During the First World War the trade union movement campaigned against conscription, in the face of opposition so ferocious that the Hobart Trades Hall was physically attacked. The movement remained militant in the 1920s as the state's population fell, resisting efforts to break unions and attempting to gain compensation for industrial diseases and injuries. The Depression created new difficulties and priorities. Union members struggled to feed themselves and their families, fought evictions and defended their right to protest. The unemployed combined, principally in the Unemployed Workers' Movement, against the odds presented by the sheer numbers of those desperate for work of any kind for any pay.

Wages rose and unemployment fell during the Second World War, but in the years following the union movement was confronted with the difficulties of absorbing a new immigrant work-force and responding to an intensified propaganda campaign against union militancy. The union movement encompassed an enormous variety of political opinions: communists sat with those who detested and feared them; ALP supporters belonged to all factions and some to none. In addition to combating employers, unionists frequently found themselves required to combat each other.

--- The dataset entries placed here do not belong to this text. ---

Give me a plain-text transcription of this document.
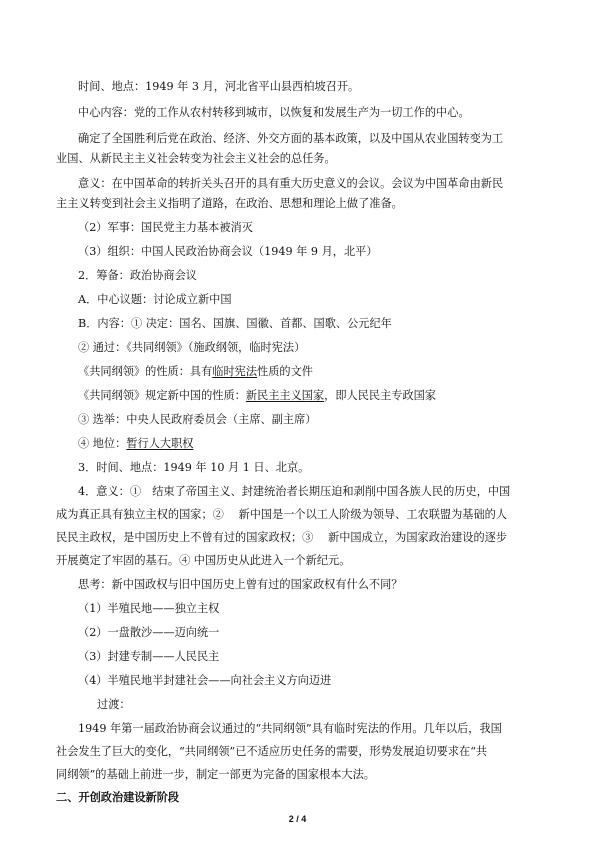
时间、地点：1949 年 3 月，河北省平山县西柏坡召开。
中心内容：党的工作从农村转移到城市，以恢复和发展生产为一切工作的中心。
确定了全国胜利后党在政治、经济、外交方面的基本政策，以及中国从农业国转变为工
业国、从新民主主义社会转变为社会主义社会的总任务。
意义：在中国革命的转折关头召开的具有重大历史意义的会议。会议为中国革命由新民
主主义转变到社会主义指明了道路，在政治、思想和理论上做了准备。
（2）军事：国民党主力基本被消灭
（3）组织：中国人民政治协商会议（1949 年 9 月，北平）
2．筹备：政治协商会议
A．中心议题：讨论成立新中国
B．内容：① 决定：国名、国旗、国徽、首都、国歌、公元纪年
② 通过：《共同纲领》（施政纲领，临时宪法）
《共同纲领》的性质：具有临时宪法性质的文件
《共同纲领》规定新中国的性质：新民主主义国家，即人民民主专政国家
③ 选举：中央人民政府委员会（主席、副主席）
④ 地位：暂行人大职权
3．时间、地点：1949 年 10 月 1 日、北京。
4．意义：①　结束了帝国主义、封建统治者长期压迫和剥削中国各族人民的历史，中国
成为真正具有独立主权的国家；②　 新中国是一个以工人阶级为领导、工农联盟为基础的人
民民主政权，是中国历史上不曾有过的国家政权；③　 新中国成立，为国家政治建设的逐步
开展奠定了牢固的基石。④ 中国历史从此进入一个新纪元。
思考：新中国政权与旧中国历史上曾有过的国家政权有什么不同？
（1）半殖民地——独立主权
（2）一盘散沙——迈向统一
（3）封建专制——人民民主
（4）半殖民地半封建社会——向社会主义方向迈进
过渡：
1949 年第一届政治协商会议通过的“共同纲领”具有临时宪法的作用。几年以后，我国
社会发生了巨大的变化，“共同纲领”已不适应历史任务的需要，形势发展迫切要求在“共
同纲领”的基础上前进一步，制定一部更为完备的国家根本大法。
二、开创政治建设新阶段
2 / 4
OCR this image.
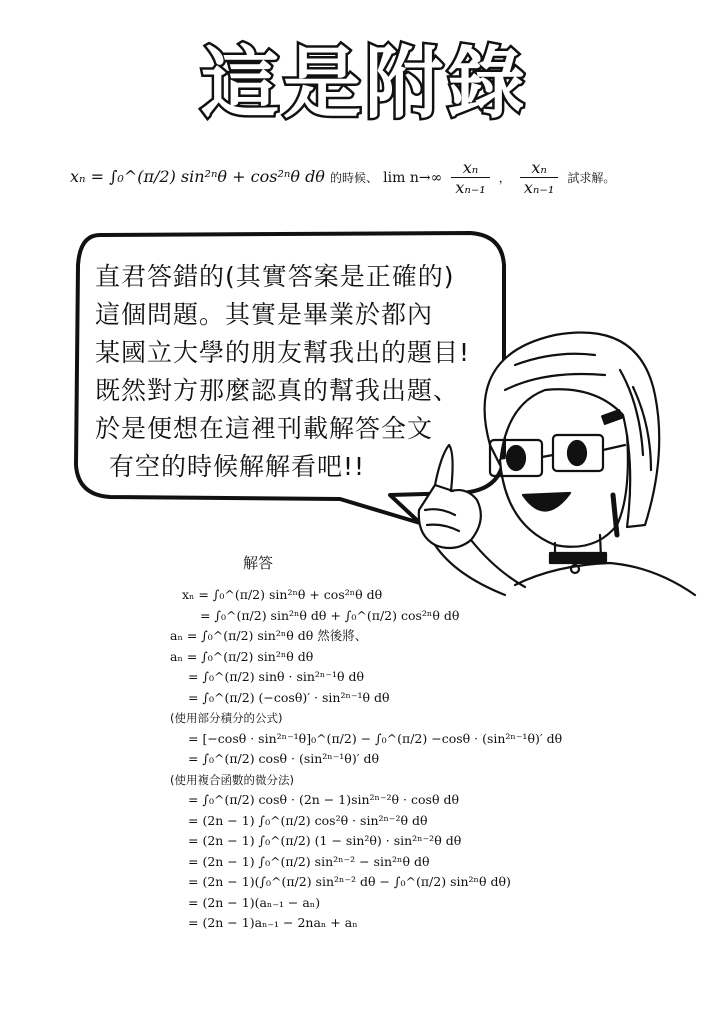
這是附錄
xₙ = ∫₀^(π/2) sin²ⁿθ + cos²ⁿθ dθ 的時候、 $\lim n\to\infty \frac{\text{xₙ}}{\text{xₙ₋₁}}$ ， $\frac{\text{xₙ}}{\text{xₙ₋₁}}$ 試求解。
直君答錯的(其實答案是正確的)
這個問題。其實是畢業於都內
某國立大學的朋友幫我出的題目!
既然對方那麼認真的幫我出題、
於是便想在這裡刊載解答全文
有空的時候解解看吧!!
解答
xₙ = ∫₀^(π/2) sin²ⁿθ + cos²ⁿθ dθ
= ∫₀^(π/2) sin²ⁿθ dθ + ∫₀^(π/2) cos²ⁿθ dθ
aₙ = ∫₀^(π/2) sin²ⁿθ dθ 然後將、
aₙ = ∫₀^(π/2) sin²ⁿθ dθ
= ∫₀^(π/2) sinθ · sin²ⁿ⁻¹θ dθ
= ∫₀^(π/2) (−cosθ)′ · sin²ⁿ⁻¹θ dθ
(使用部分積分的公式)
= [−cosθ · sin²ⁿ⁻¹θ]₀^(π/2) − ∫₀^(π/2) −cosθ · (sin²ⁿ⁻¹θ)′ dθ
= ∫₀^(π/2) cosθ · (sin²ⁿ⁻¹θ)′ dθ
(使用複合函數的微分法)
= ∫₀^(π/2) cosθ · (2n − 1)sin²ⁿ⁻²θ · cosθ dθ
= (2n − 1) ∫₀^(π/2) cos²θ · sin²ⁿ⁻²θ dθ
= (2n − 1) ∫₀^(π/2) (1 − sin²θ) · sin²ⁿ⁻²θ dθ
= (2n − 1) ∫₀^(π/2) sin²ⁿ⁻² − sin²ⁿθ dθ
= (2n − 1)(∫₀^(π/2) sin²ⁿ⁻² dθ − ∫₀^(π/2) sin²ⁿθ dθ)
= (2n − 1)(aₙ₋₁ − aₙ)
= (2n − 1)aₙ₋₁ − 2naₙ + aₙ
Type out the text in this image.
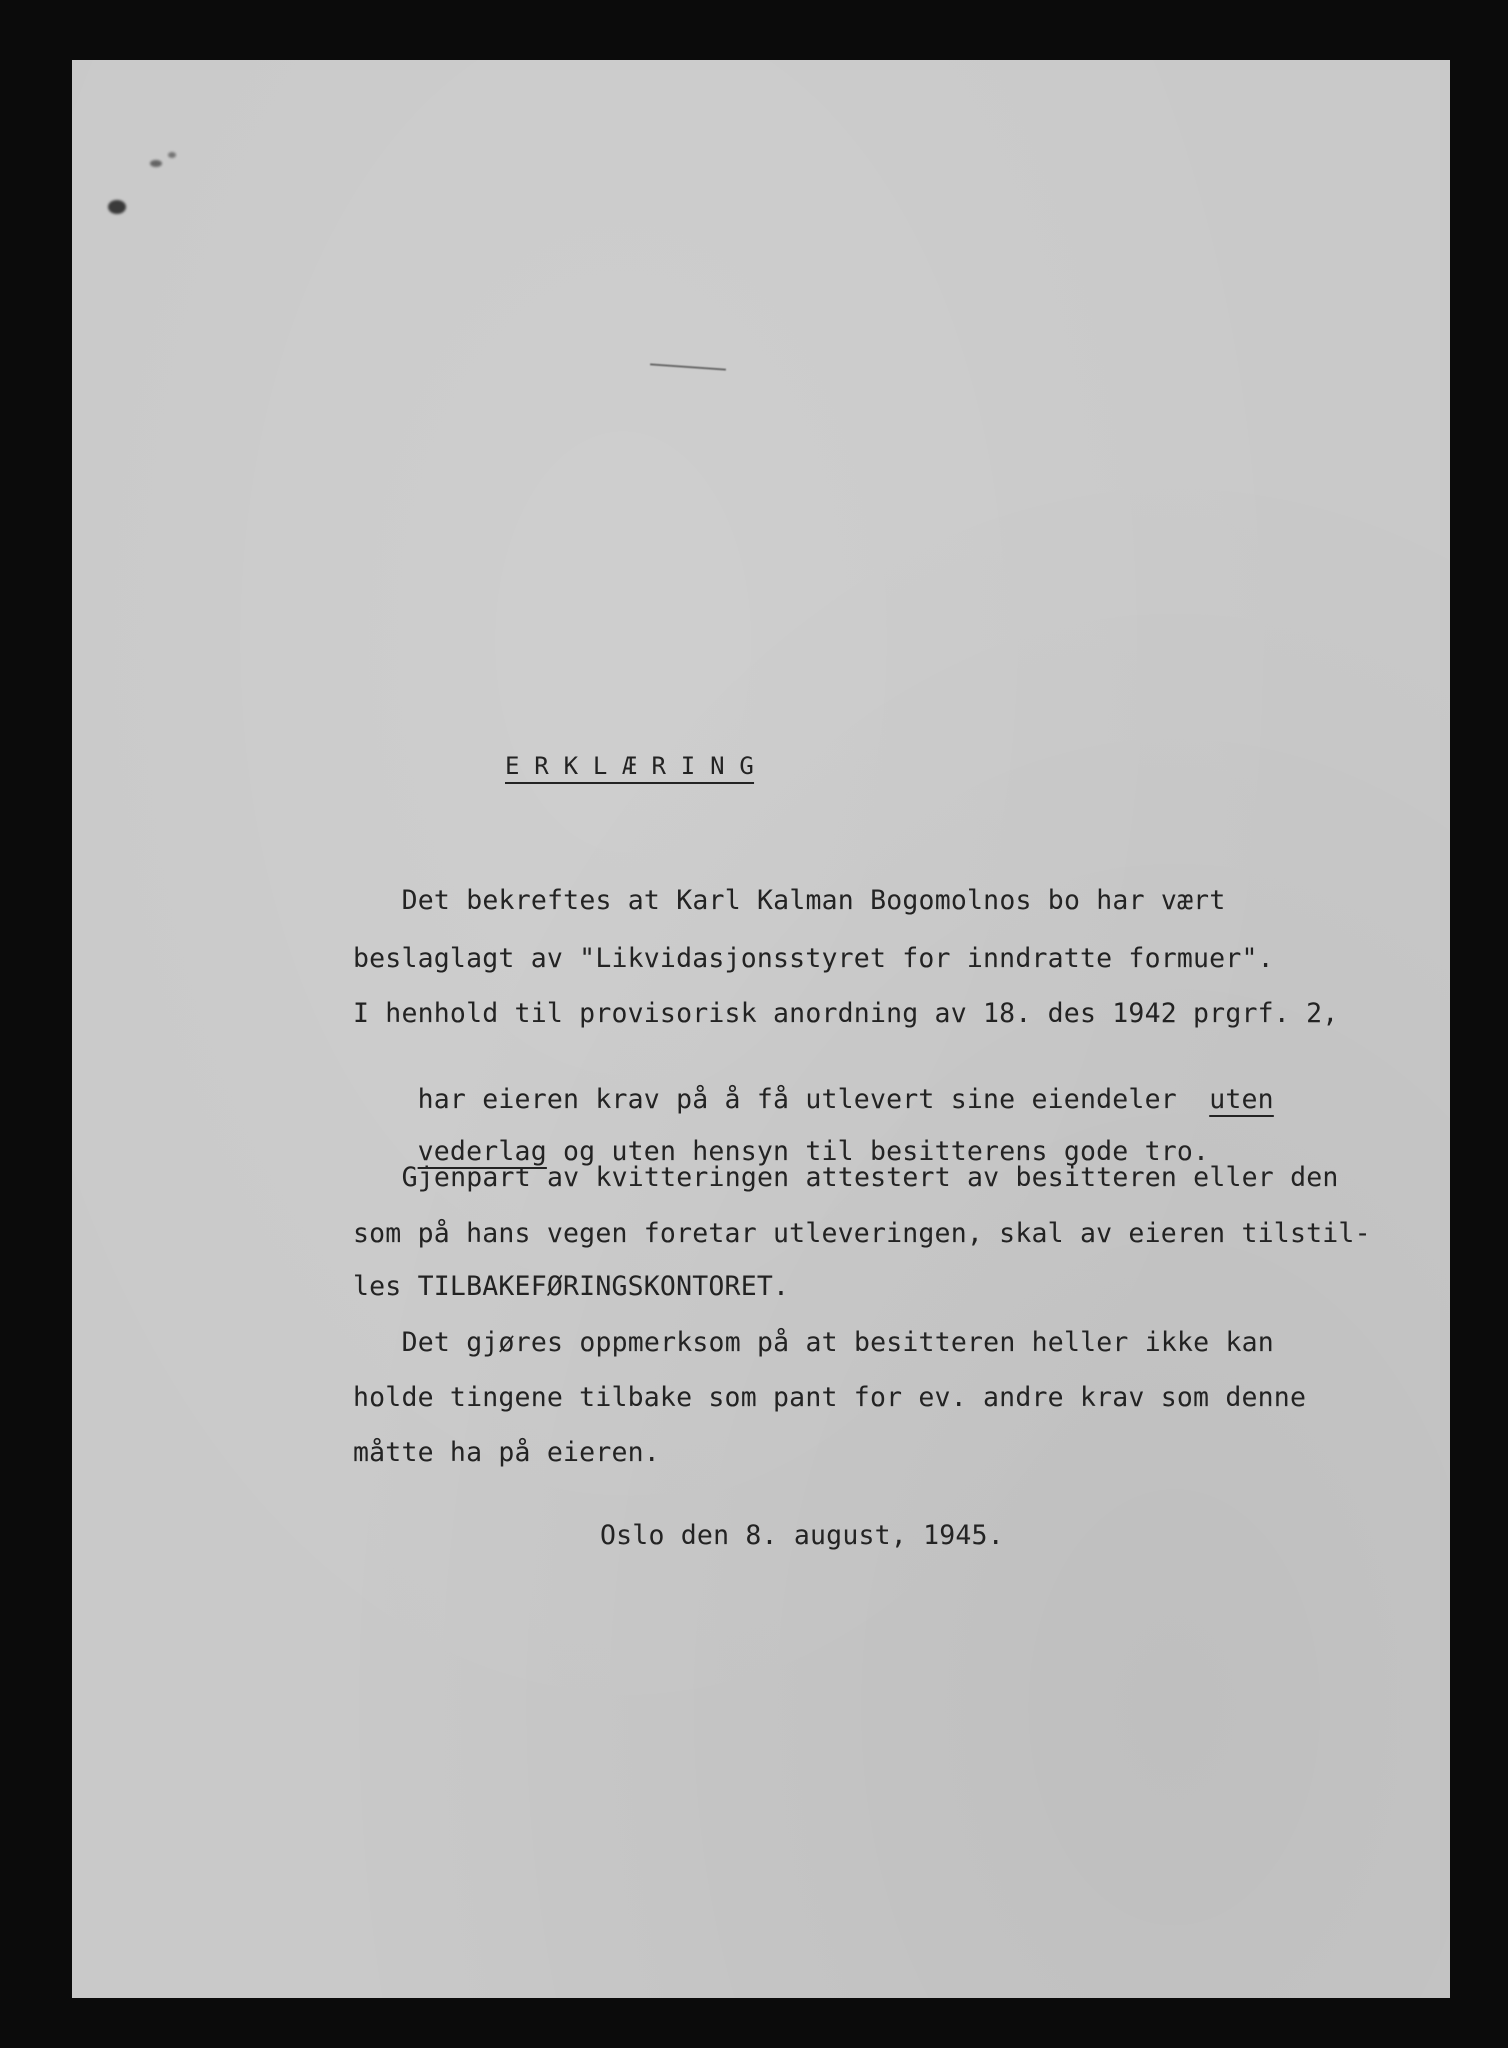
E R K L Æ R I N G
Det bekreftes at Karl Kalman Bogomolnos bo har vært
beslaglagt av "Likvidasjonsstyret for inndratte formuer".
I henhold til provisorisk anordning av 18. des 1942 prgrf. 2,

har eieren krav på å få utlevert sine eiendeler  uten

vederlag og uten hensyn til besitterens gode tro.

Gjenpart av kvitteringen attestert av besitteren eller den
som på hans vegen foretar utleveringen, skal av eieren tilstil-
les TILBAKEFØRINGSKONTORET.
Det gjøres oppmerksom på at besitteren heller ikke kan
holde tingene tilbake som pant for ev. andre krav som denne
måtte ha på eieren.
Oslo den 8. august, 1945.
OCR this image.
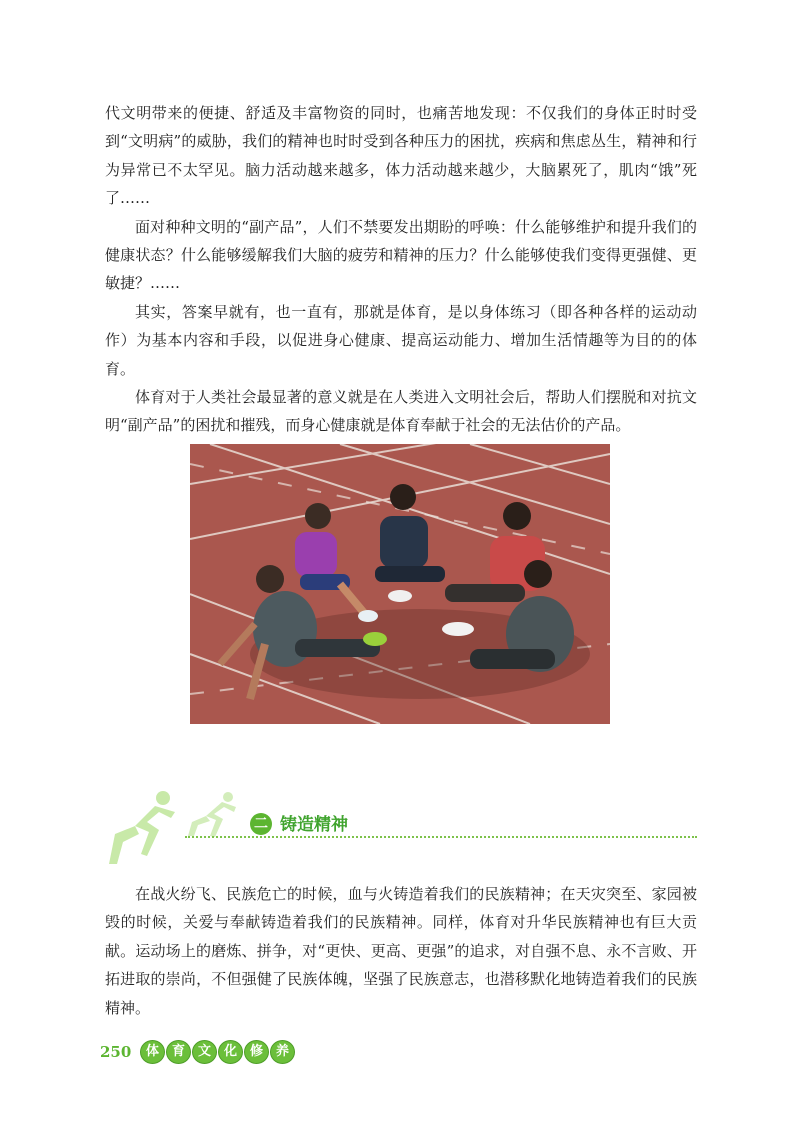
代文明带来的便捷、舒适及丰富物资的同时，也痛苦地发现：不仅我们的身体正时时受到“文明病”的威胁，我们的精神也时时受到各种压力的困扰，疾病和焦虑丛生，精神和行为异常已不太罕见。脑力活动越来越多，体力活动越来越少，大脑累死了，肌肉“饿”死了……

面对种种文明的“副产品”，人们不禁要发出期盼的呼唤：什么能够维护和提升我们的健康状态？什么能够缓解我们大脑的疲劳和精神的压力？什么能够使我们变得更强健、更敏捷？……

其实，答案早就有，也一直有，那就是体育，是以身体练习（即各种各样的运动动作）为基本内容和手段，以促进身心健康、提高运动能力、增加生活情趣等为目的的体育。

体育对于人类社会最显著的意义就是在人类进入文明社会后，帮助人们摆脱和对抗文明“副产品”的困扰和摧残，而身心健康就是体育奉献于社会的无法估价的产品。

二 铸造精神

在战火纷飞、民族危亡的时候，血与火铸造着我们的民族精神；在天灾突至、家园被毁的时候，关爱与奉献铸造着我们的民族精神。同样，体育对升华民族精神也有巨大贡献。运动场上的磨炼、拼争，对“更快、更高、更强”的追求，对自强不息、永不言败、开拓进取的崇尚，不但强健了民族体魄，坚强了民族意志，也潜移默化地铸造着我们的民族精神。

250	体 育 文 化 修 养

In 1968 the separate Trades Halls of Hobart, Launceston and Devonport were amalgamated as the Tasmanian Trades and Labour Council, under controversial circumstances. There were accusations that the new secretary, Brian Harradine, represented not workers and trades unionism but the National Civic Council and the Democratic Labor Party. As unemployment rose in the later 1970s, dissensions exacerbated by Harradine's leadership saw the creation of a rival Tasmanian Trade Union Council in 1980. Tasmanian unions were re-united in 1984 under the leadership of Paul Lennon. As public sector unionism rose and private sector unionism fell, new campaigns were launched around broader equity issues such as affirmative action and reconciliation.

Further reading: M Quinlan, 'Hope amidst hard times', THRAPP 33/1, 1986.